Using waste rubber particles(WRP) to replace fine aggregates in producing rubber concrete promotes recycling and reduces natural sand consumption, which is crucial for sustainable resource use. Unfortunately, rubber's low rigidity and poor interface bonding with the concrete matrix cause a significant strength loss. Many have done surface treatments on the particles, yet these often result in low efficiency and insignificant strength increases. This paper introduces a novel approach: employing supercritical fluid (CO2) assisted shearing to embed nano-silica and high-temperature stirring for pre-treating rubber particles.

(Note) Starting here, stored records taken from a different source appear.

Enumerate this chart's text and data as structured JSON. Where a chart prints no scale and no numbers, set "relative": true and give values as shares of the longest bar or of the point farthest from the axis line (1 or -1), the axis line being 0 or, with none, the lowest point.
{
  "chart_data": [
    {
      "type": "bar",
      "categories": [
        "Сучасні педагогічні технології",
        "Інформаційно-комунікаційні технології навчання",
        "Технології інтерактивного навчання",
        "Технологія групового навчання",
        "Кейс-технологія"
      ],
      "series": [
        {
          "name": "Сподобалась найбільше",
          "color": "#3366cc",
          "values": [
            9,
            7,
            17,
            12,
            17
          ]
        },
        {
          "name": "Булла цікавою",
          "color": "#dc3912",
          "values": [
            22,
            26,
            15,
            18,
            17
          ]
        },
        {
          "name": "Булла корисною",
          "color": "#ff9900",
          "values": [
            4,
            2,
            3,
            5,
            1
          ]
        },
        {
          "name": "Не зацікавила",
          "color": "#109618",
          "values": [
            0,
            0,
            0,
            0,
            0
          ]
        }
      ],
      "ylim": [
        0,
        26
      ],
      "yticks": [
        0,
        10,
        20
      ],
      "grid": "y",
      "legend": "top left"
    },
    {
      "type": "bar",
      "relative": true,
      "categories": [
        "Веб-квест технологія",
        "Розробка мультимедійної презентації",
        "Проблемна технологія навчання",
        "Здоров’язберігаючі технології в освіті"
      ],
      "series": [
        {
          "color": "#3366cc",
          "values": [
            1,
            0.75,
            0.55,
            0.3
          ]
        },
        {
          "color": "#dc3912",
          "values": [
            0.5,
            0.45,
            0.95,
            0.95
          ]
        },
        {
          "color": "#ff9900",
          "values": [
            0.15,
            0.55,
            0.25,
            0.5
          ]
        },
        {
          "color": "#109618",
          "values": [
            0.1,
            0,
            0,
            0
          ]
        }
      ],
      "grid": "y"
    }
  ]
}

This improves the rigidity, removes impurities, and enhances surface smoothness. Thermal Gravimetric Analysis (TGA), Fourier Transform Infrared Spectroscopy(FT-IR), Scanning Electron Microscope(SEM), and Energy-Dispersive X-ray Spectroscopy(EDS) tests on treated particles show SiO2 embedded inside, clean surfaces, and hard oxide film formation. Rubber concrete prepared using this shows obvious improvement in mechanical properties compared to untreated rubber particles, with 7-day and 28-day cubic compressive strengths increasing by 74.9 % and 54.8 %, respectively. These increases outperform most reported in the literature.